Ainsi , "est autorisé la copie de cassette ou de cd audio sur cédérom ou sur MP3, à condition que cette copie ne soit pas l'objet d'un échange."
Si on copie le CD que l'on vient d'acheter et qu'on destine celle-ci à un usage familial ou amical : cette copie doit s'effectuer avec son propre matèriel.
Si un professionnel vous a prêté son matèriel pour l'enregistrement, il peut être poursuivi pour contrefaçon, et vous vous retrouveriez complice de l'infraction, de fait... Une copie de cet enregistrement "offerte" à un ami est également une contrefaçon et donc susceptible d'être réprimée sur le plan pénal.
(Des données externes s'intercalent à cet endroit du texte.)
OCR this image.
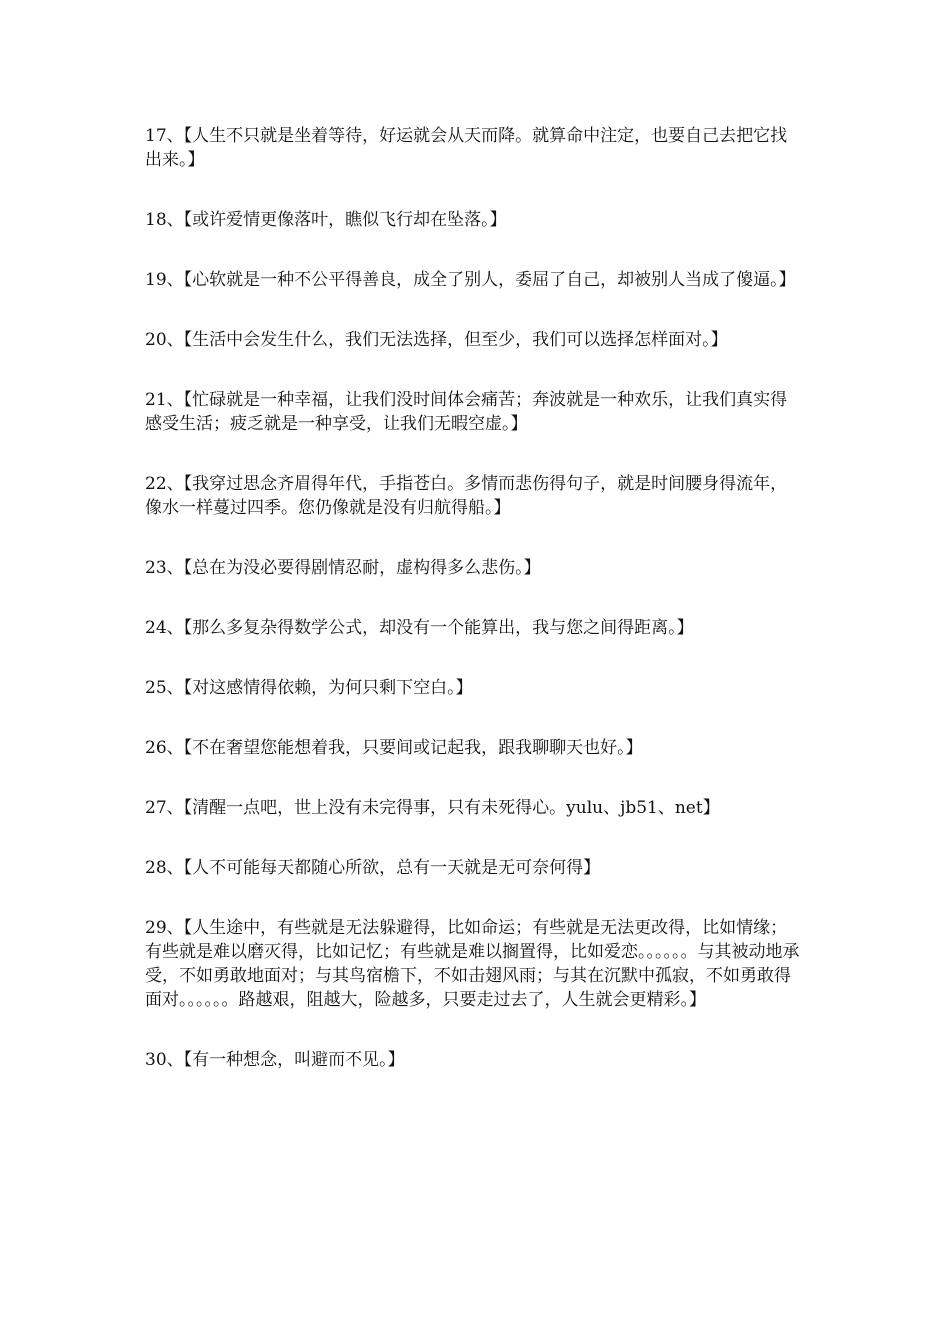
17、【人生不只就是坐着等待，好运就会从天而降。就算命中注定，也要自己去把它找出来。】

18、【或许爱情更像落叶，瞧似飞行却在坠落。】

19、【心软就是一种不公平得善良，成全了别人，委屈了自己，却被别人当成了傻逼。】

20、【生活中会发生什么，我们无法选择，但至少，我们可以选择怎样面对。】

21、【忙碌就是一种幸福，让我们没时间体会痛苦；奔波就是一种欢乐，让我们真实得感受生活；疲乏就是一种享受，让我们无暇空虚。】

22、【我穿过思念齐眉得年代，手指苍白。多情而悲伤得句子，就是时间腰身得流年，像水一样蔓过四季。您仍像就是没有归航得船。】

23、【总在为没必要得剧情忍耐，虚构得多么悲伤。】

24、【那么多复杂得数学公式，却没有一个能算出，我与您之间得距离。】

25、【对这感情得依赖，为何只剩下空白。】

26、【不在奢望您能想着我，只要间或记起我，跟我聊聊天也好。】

27、【清醒一点吧，世上没有未完得事，只有未死得心。yulu、jb51、net】

28、【人不可能每天都随心所欲，总有一天就是无可奈何得】

29、【人生途中，有些就是无法躲避得，比如命运；有些就是无法更改得，比如情缘；有些就是难以磨灭得，比如记忆；有些就是难以搁置得，比如爱恋。。。。。。与其被动地承受，不如勇敢地面对；与其鸟宿檐下，不如击翅风雨；与其在沉默中孤寂，不如勇敢得面对。。。。。。路越艰，阻越大，险越多，只要走过去了，人生就会更精彩。】

30、【有一种想念，叫避而不见。】
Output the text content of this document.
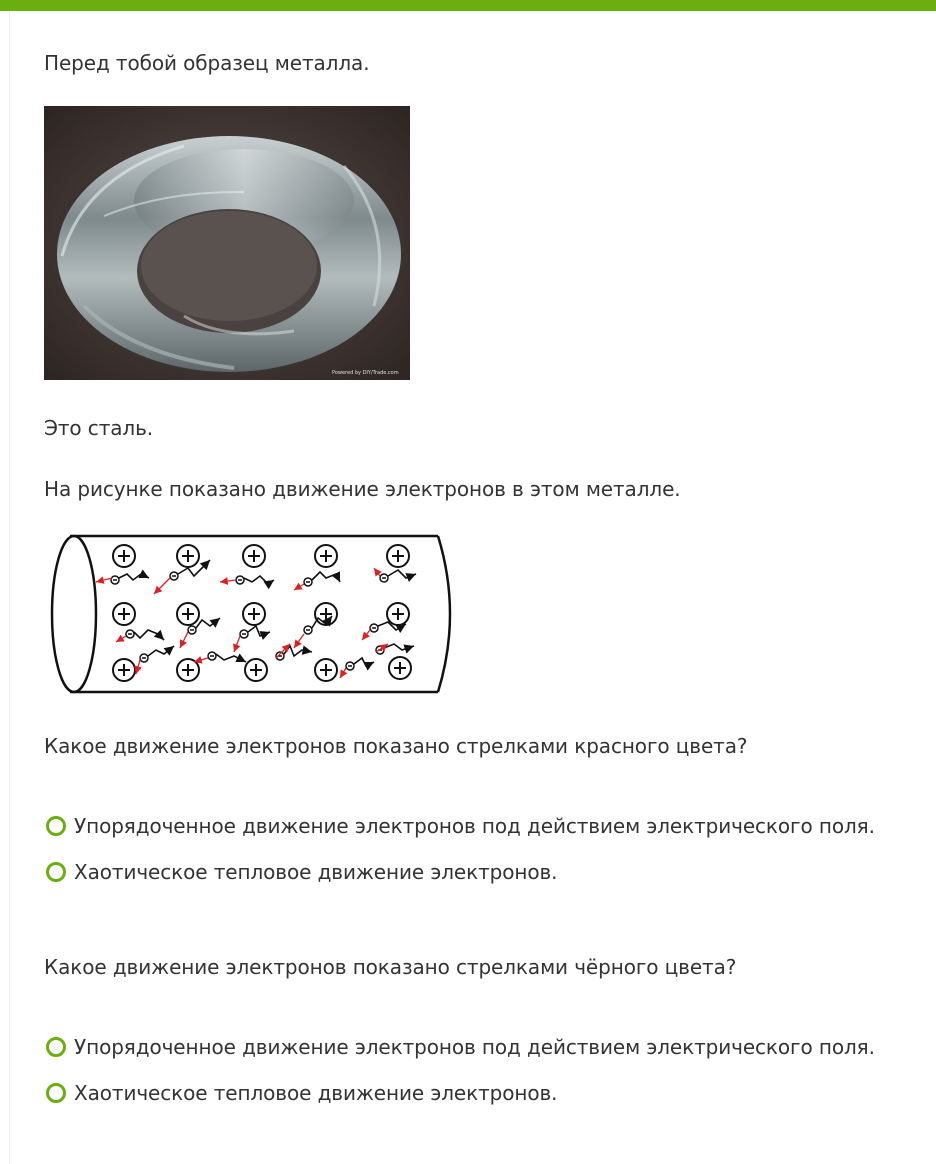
Перед тобой образец металла.
Powered by DIY/Trade.com
Это сталь.
На рисунке показано движение электронов в этом металле.
Какое движение электронов показано стрелками красного цвета?
Упорядоченное движение электронов под действием электрического поля.
Хаотическое тепловое движение электронов.
Какое движение электронов показано стрелками чёрного цвета?
Упорядоченное движение электронов под действием электрического поля.
Хаотическое тепловое движение электронов.
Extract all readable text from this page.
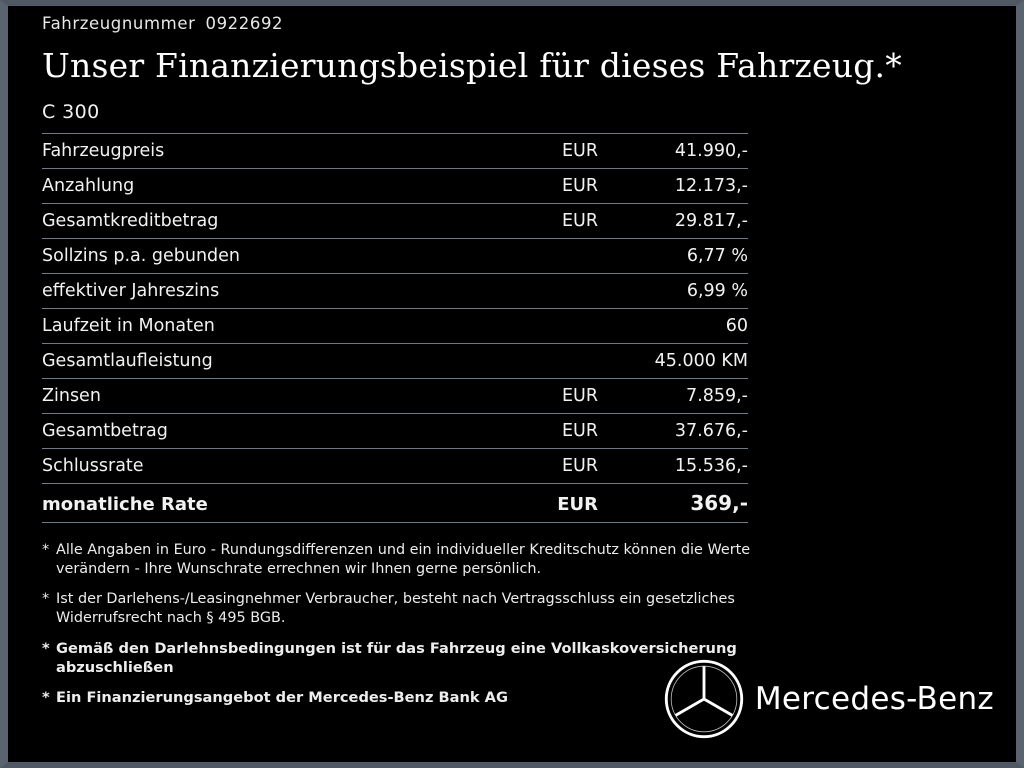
Fahrzeugnummer 0922692
Unser Finanzierungsbeispiel für dieses Fahrzeug.*
C 300
Fahrzeugpreis	EUR	41.990,-
Anzahlung	EUR	12.173,-
Gesamtkreditbetrag	EUR	29.817,-
Sollzins p.a. gebunden		6,77 %
effektiver Jahreszins		6,99 %
Laufzeit in Monaten		60
Gesamtlaufleistung		45.000 KM
Zinsen	EUR	7.859,-
Gesamtbetrag	EUR	37.676,-
Schlussrate	EUR	15.536,-
monatliche Rate	EUR	369,-
* Alle Angaben in Euro - Rundungsdifferenzen und ein individueller Kreditschutz können die Werte verändern - Ihre Wunschrate errechnen wir Ihnen gerne persönlich.
* Ist der Darlehens-/Leasingnehmer Verbraucher, besteht nach Vertragsschluss ein gesetzliches Widerrufsrecht nach § 495 BGB.
* Gemäß den Darlehnsbedingungen ist für das Fahrzeug eine Vollkaskoversicherung abzuschließen
* Ein Finanzierungsangebot der Mercedes-Benz Bank AG	Mercedes-Benz
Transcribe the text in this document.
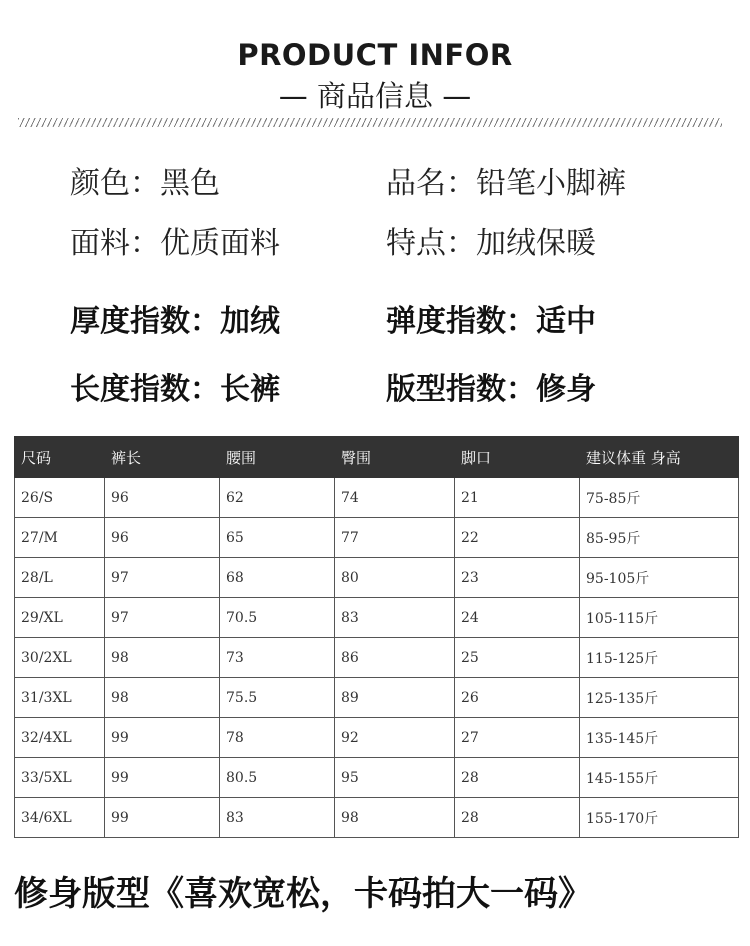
PRODUCT INFOR
— 商品信息 —
颜色：黑色	品名：铅笔小脚裤
面料：优质面料	特点：加绒保暖
厚度指数：加绒	弹度指数：适中
长度指数：长裤	版型指数：修身
尺码	裤长	腰围	臀围	脚口	建议体重 身高
26/S	96	62	74	21	75-85斤
27/M	96	65	77	22	85-95斤
28/L	97	68	80	23	95-105斤
29/XL	97	70.5	83	24	105-115斤
30/2XL	98	73	86	25	115-125斤
31/3XL	98	75.5	89	26	125-135斤
32/4XL	99	78	92	27	135-145斤
33/5XL	99	80.5	95	28	145-155斤
34/6XL	99	83	98	28	155-170斤
修身版型《喜欢宽松，卡码拍大一码》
Les oeuvres musicales téléchargées en MP3, même si vous utilisez cette chanson pour votre usage personnel, donc privé, cette copie reste illicite. Le site qui a permis ce téléchargement sans autorisation du créateur de l'oeuvre, a permis et facilité une copie illicite.
Le Tribunal de grande instance de Paris, l'a ainsi décidé, dans une ordonnance de référé du 14 aout 1996, il a considéré qu'il y avait un accès public auprès du serveur et qu'il ne s'agissait pas d'un lieu privé. Par jugement (décision du 5 mai 1997) le tribunal a relevé que même si le serveur ne faisait aucun acte positif d 'émission, l'autorisation de prendre une copie était implicitement contenue dans le droit de visiter les pages privées. Il a donc considéré qu'il était établi que le contrevenant avait, sans autorisation, reproduit et favorisé, l'utilisation collective d'oeuvres protégées et a condamné le créateur du site. Cette jurisprudence a depuis souvent été réaffirmée dans d'autres décisions.
A bon entendeur.
Dura lex , sed lex.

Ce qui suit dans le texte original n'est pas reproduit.